What is Forex Trading?
Forex, also referred to as ‘Foreign Exchange’, is the buying and selling of one currency in exchange for another currency. The forex market is known for its decentralised and over-the-counter (OTC) method.
Different Forms of Trading Forex
Being one of the largest markets in the world, there is over $5 trillion being traded on a daily basis. Unlike other markets, it is open 24 hours a day for 5 days a week. This is possible due to the fact that the foreign exchange market has no central market place, and therefore, it is run by a global network of banks and other organisations.
It is important to note the different ways of trading in the forex market. These include spot, forward and future trading.
Spot Forex Trading
Firstly, the most common, which is the spot forex market is the physical exchange of a currency pair that takes place at the exact time that the trade is settled.
Forward Forex Trading
The second being the forward forex market which involves a contract traded over-the-counter which agrees to buying or selling a set amount of a currency pair at a certain price which is to be completed at a set date in the future.
Future Forex Trading
Lastly, is the futures forex market, which is the trade of a contract on an exchange to either buy or sell a specified amount of a currency pair at a set price in the future.
Why Trade Forex?
There are many reasons why people choose to trade in the forex market.

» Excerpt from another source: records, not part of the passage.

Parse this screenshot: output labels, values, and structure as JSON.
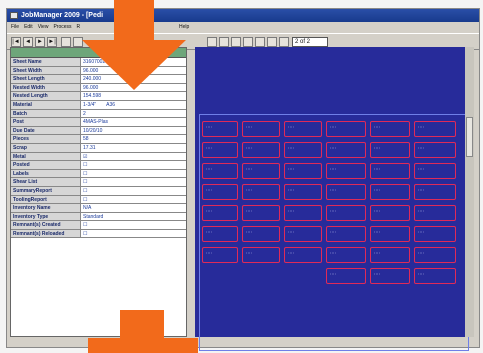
{
  "window": {
    "title": "JobManager 2009 - [Pedi"
  },
  "menu": {
    "items": [
      "File",
      "Edit",
      "View",
      "Process",
      "R"
    ],
    "right_item": "Help"
  },
  "toolbar": {
    "nav_first": "|◄",
    "nav_prev": "◄",
    "nav_next": "►",
    "nav_last": "►|",
    "page_label": "2 of 2"
  },
  "properties": {
    "header": "General",
    "rows": [
      {
        "key": "Sheet Name",
        "value": "31607002"
      },
      {
        "key": "Sheet Width",
        "value": "96.000"
      },
      {
        "key": "Sheet Length",
        "value": "240.000"
      },
      {
        "key": "Nested Width",
        "value": "96.000"
      },
      {
        "key": "Nested Length",
        "value": "154.598"
      },
      {
        "key": "Material",
        "value": "1-3/4\"",
        "unit": "A36"
      },
      {
        "key": "Batch",
        "value": "2"
      },
      {
        "key": "Post",
        "value": "4MAS-Plas"
      },
      {
        "key": "Due Date",
        "value": "10/20/10"
      },
      {
        "key": "Pieces",
        "value": "58"
      },
      {
        "key": "Scrap",
        "value": "17.31"
      },
      {
        "key": "Metal",
        "value": "☑"
      },
      {
        "key": "Posted",
        "value": "☐"
      },
      {
        "key": "Labels",
        "value": "☐"
      },
      {
        "key": "Shear List",
        "value": "☐"
      },
      {
        "key": "SummaryReport",
        "value": "☐"
      },
      {
        "key": "ToolingReport",
        "value": "☐"
      },
      {
        "key": "Inventory Name",
        "value": "N/A"
      },
      {
        "key": "Inventory Type",
        "value": "Standard"
      },
      {
        "key": "Remnant(s) Created",
        "value": "☐"
      },
      {
        "key": "Remnant(s) Reloaded",
        "value": "☐"
      }
    ]
  },
  "nest_view": {
    "part_label": "::::"
  },
  "colors": {
    "nest_background": "#272b9a",
    "part_outline": "#e02a58",
    "arrow": "#f26a1b",
    "grid_header": "#6ea67a"
  }
}
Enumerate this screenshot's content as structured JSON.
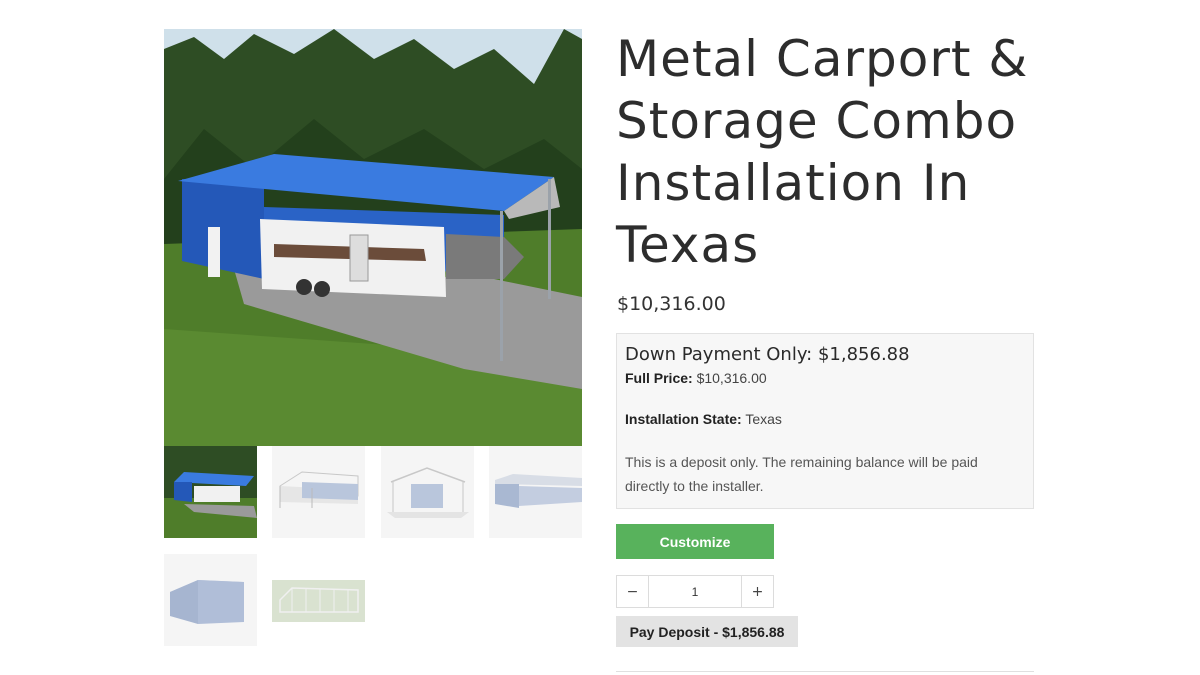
{
  "gallery": {
    "main_image": "metal-carport-storage-combo-photo",
    "thumbnails": [
      "carport-combo-photo-thumbnail",
      "open-carport-side-render",
      "carport-front-render",
      "carport-side-enclosed-render",
      "enclosed-building-render",
      "frame-structure-render"
    ]
  },
  "product": {
    "title": "Metal Carport & Storage Combo Installation In Texas",
    "price": "$10,316.00"
  },
  "deposit": {
    "heading": "Down Payment Only: $1,856.88",
    "full_price_label": "Full Price:",
    "full_price_value": "$10,316.00",
    "state_label": "Installation State:",
    "state_value": "Texas",
    "note": "This is a deposit only. The remaining balance will be paid directly to the installer."
  },
  "actions": {
    "customize_label": "Customize",
    "qty_minus": "−",
    "qty_plus": "+",
    "qty_value": "1",
    "pay_label": "Pay Deposit - $1,856.88"
  },
  "colors": {
    "customize_bg": "#58b25c",
    "roof_blue": "#2f6fd6"
  }
}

Some of the market’s benefits include no commissions, which means that there are no clearing, exchange, government or brokerage fees involved. Instead, forex brokers make profit through the spread, which is the difference between the bid and ask price of a currency pair. There are no fixed lot sizes, allowing traders to trade smaller lot or position sizes means that they are able to open trades as little as 1,000 units. As well as no fixed lot sizes, forex trading allows for low transaction costs. The retail cost in the forex market is usually less than 0.1% under normal market conditions and the spread could be as low as 0.07% for larger transactions.

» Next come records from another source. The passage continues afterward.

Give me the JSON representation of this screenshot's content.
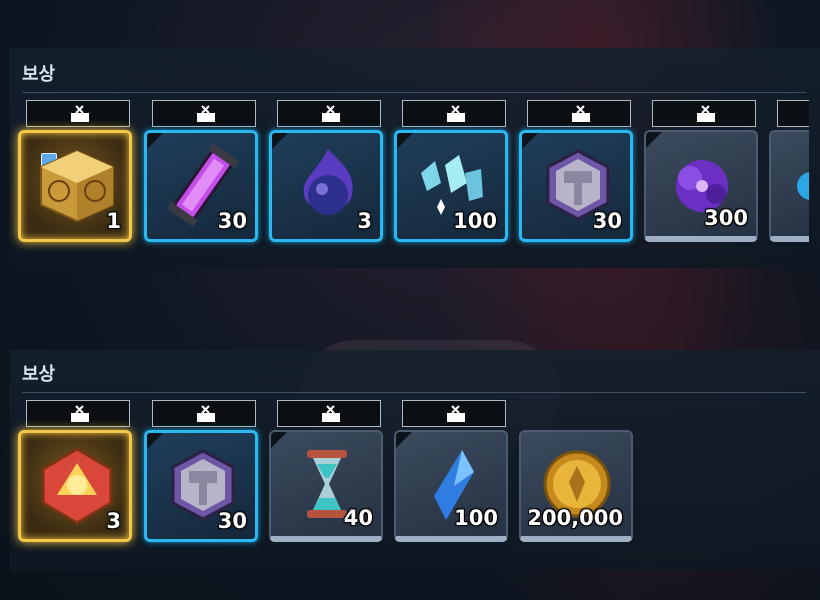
{
  "section1": {
    "title": "보상",
    "items": [
      {
        "qty": "1"
      },
      {
        "qty": "30"
      },
      {
        "qty": "3"
      },
      {
        "qty": "100"
      },
      {
        "qty": "30"
      },
      {
        "qty": "300"
      }
    ]
  },
  "section2": {
    "title": "보상",
    "items": [
      {
        "qty": "3"
      },
      {
        "qty": "30"
      },
      {
        "qty": "40"
      },
      {
        "qty": "100"
      },
      {
        "qty": "200,000"
      }
    ]
  },
  "colors": {
    "gold_frame": "#f4c64a",
    "blue_frame": "#29b8f0",
    "gray_frame": "#9fb0c4"
  }
}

The advantage of a 24-hour market means you can trade anytime during the day or part-time if you wish to maintain a full-time job as well, allowing for more flexibility. Since forex is the largest market in the world, it subsequently offers the most liquidity. This makes it highly possible for a trader to enter or exit positions in whichever major currency quite easily and for a small spread in most market conditions. High liquidity also means there is no room for substantial manipulation or ability to control the market by other entities. With forex trading, it is possible for a small deposit to control a much larger total contract value. Giving a trader the capability to make good profit, leverage also keeps risk capital to a minimum. Leverage can also allow a trader to open a position on the currency pair by paying a small amount of the full value at the position up-front.
The ability to hedge with forex trading means that traders can reduce the risk of unwanted moves by opening numerous strategic positions. Hedging is a helpful way of moderating losses or restraining them to a known amount. Forex trading also provides low barriers to entry, with some forex brokers offering trading accounts which offer a minimum account deposit of $50, making forex trading much more accessible. Overall, forex is a great place to begin trading, with access to a large market and great flexibility, low-barrier entries and the potential to significantly increase gains.